The number of Texans with diabetes will nearly quadruple from 2.2 million to 8 million in the next 30 years, threatening the solvency of the state’s medical system, according to a state report released Tuesday.
The alarming projections serve as both a “wake-up call and a call to action,” said Sen. Jane Nelson, R-Flower Mound.
About 1 in 12 Texans have diabetes today.
“The numbers are shocking,” Nelson said after the Texas Health Institute report was released. “I want my colleagues and the public to see what will happen if we don’t change behavior, if we don’t do something now.”
[…]
More nutritional meals and exercise can help prevent diabetes. But the tendency to eat more fast food has resulted in a growing epidemic of obesity among Texas children, according to the report, which notes that more than 20 percent of Texas children between the ages of 10 and 17 are considered obese.
Children also don’t get enough physical exercise.
“You put those two factors together, and it’s a disaster,” said Dr. Victor Gonzalez, chairman of the Texas Diabetes Council.
The Trib had the story first, on Monday, and it seems to have made the rounds in the dailies since then. The Trib story talks about what kind of public policy the state could adopt to head off this problem.
In a series of statewide roundtables funded by diabetes giants Novo Nordisk and Roche Diagnostics, health care experts offered a range of strategies. But those that appear most effective — implementing a statewide screening program, expanding diabetes self-management training for patients and closing the benefit gap between Medicaid and CHIP so pregnant mothers can have access to gestational diabetes supplies — come at a cost that lawmakers are unlikely to meet when they’re starting down a potential $25 billion budget hole.
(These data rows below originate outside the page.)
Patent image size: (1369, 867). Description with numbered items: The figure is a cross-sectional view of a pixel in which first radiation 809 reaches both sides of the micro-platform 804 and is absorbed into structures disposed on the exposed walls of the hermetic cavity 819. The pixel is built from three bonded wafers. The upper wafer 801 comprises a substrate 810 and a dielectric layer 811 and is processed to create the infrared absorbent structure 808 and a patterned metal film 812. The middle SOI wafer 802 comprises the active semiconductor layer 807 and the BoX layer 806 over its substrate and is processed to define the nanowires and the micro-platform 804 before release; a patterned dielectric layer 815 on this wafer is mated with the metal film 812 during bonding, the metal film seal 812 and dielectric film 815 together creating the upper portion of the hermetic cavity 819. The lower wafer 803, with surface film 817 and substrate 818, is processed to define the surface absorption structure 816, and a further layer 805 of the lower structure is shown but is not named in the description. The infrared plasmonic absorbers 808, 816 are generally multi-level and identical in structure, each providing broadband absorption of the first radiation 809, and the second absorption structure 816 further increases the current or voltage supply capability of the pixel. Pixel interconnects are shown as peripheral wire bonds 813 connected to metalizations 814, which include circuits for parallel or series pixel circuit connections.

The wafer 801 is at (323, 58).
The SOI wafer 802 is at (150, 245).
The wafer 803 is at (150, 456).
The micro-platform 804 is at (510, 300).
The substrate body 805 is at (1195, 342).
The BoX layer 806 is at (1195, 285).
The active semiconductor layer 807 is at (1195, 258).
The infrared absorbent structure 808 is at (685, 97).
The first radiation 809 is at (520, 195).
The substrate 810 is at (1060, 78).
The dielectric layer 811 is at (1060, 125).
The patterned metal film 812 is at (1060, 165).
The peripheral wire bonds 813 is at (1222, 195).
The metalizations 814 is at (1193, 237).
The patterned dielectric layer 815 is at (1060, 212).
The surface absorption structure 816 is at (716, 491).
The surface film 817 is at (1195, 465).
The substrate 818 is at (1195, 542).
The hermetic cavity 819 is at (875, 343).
It goes without saying that despite Sen. Nelson’s concern, the state will do absolutely nothing to address the problem. To be fair, the Lege would be unlikely to do anything about it even if we were looking at a $25 billion surplus. That’s just not how we roll around here. In fact, given that diabetes and obesity are strongly correlated with poverty, it’s almost certainly the case that the state will take action to make the problem worse and the future costs higher, all in the name of “fiscal responsibility”. But at least our property taxes will stay low. That’s got to count for something, right?
If we had infrastructure where people could walk and bike, there would be less diabetes.